Even though there are worldwide May Day demonstrations based on what happened in Chicago, Americans have this fear of being too cuddly with Communism.
I do not understand why anyone is fearful of Communism. It does not work. The Bible tells me so.
It started on the day the church was born:
Awe came upon everyone, because many wonders and signs were being done by the apostles. All who believed were together and had all things in common; they would sell their possessions and goods and distribute the proceeds to all, as any had need. (Acts 2.43-45 NRSV)

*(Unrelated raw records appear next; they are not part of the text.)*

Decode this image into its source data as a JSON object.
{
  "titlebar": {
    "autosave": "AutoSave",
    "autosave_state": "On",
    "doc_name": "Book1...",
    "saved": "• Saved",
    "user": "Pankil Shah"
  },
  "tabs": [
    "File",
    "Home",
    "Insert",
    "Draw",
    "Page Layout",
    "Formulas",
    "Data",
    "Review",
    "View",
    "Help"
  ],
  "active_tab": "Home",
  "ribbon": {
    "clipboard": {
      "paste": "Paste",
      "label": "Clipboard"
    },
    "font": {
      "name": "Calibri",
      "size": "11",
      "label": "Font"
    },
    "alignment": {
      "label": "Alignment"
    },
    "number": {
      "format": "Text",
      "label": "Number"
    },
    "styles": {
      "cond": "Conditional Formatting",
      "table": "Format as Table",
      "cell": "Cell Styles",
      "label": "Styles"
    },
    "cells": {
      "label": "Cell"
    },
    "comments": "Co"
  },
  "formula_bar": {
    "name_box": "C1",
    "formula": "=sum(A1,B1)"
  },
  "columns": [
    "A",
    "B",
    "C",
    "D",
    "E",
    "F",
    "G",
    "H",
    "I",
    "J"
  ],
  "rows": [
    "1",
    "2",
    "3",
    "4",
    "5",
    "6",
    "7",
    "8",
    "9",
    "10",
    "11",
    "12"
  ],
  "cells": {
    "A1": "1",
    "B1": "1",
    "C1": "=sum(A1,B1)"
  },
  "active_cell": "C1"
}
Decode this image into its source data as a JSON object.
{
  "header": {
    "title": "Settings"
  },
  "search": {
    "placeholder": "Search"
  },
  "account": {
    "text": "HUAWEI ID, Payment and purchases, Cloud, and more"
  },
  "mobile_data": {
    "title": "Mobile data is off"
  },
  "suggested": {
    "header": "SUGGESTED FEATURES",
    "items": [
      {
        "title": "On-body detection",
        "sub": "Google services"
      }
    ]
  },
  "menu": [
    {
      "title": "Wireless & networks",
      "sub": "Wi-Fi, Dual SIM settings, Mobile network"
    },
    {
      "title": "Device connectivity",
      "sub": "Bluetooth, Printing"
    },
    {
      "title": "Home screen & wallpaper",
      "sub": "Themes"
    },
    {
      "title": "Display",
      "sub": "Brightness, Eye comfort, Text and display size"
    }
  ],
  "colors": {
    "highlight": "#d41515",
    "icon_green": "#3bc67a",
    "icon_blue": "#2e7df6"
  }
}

It ended a short time later:
But a man named Ananias, with the consent of his wife Sapphira, sold a piece of property; with his wife’s knowledge, he kept back some of the proceeds, and brought only a part and laid it at the apostles’ feet. ‘Ananias,’ Peter asked, ‘why has Satan filled your heart to lie to the Holy Spirit and to keep back part of the proceeds of the land? While it remained unsold, did it not remain your own? And after it was sold, were not the proceeds at your disposal? How is it that you have contrived this deed in your heart? You did not lie to us but to God!’ Now when Ananias heard these words, he fell down and died. (Acts 5.1-5 NRSV. Read the complete story, Acts 4.32-5.11)
(Reviving this practice could make church stewardship campaigns more interesting.)
Of course, capitalism does not work either. All the more reason why the struggle continues.
Sometimes this struggle speaks of violence and oppression.
(“The Internationale,” Billy Bragg version.)
Sometimes this struggle speaks of hope and renewal.
(“Jerusalem,” words by William Blake, music by Sir Hubert Parry [and not Emerson, Lake, and Palmer])
We all need to remember to pray for the dead and fight like hell for the living.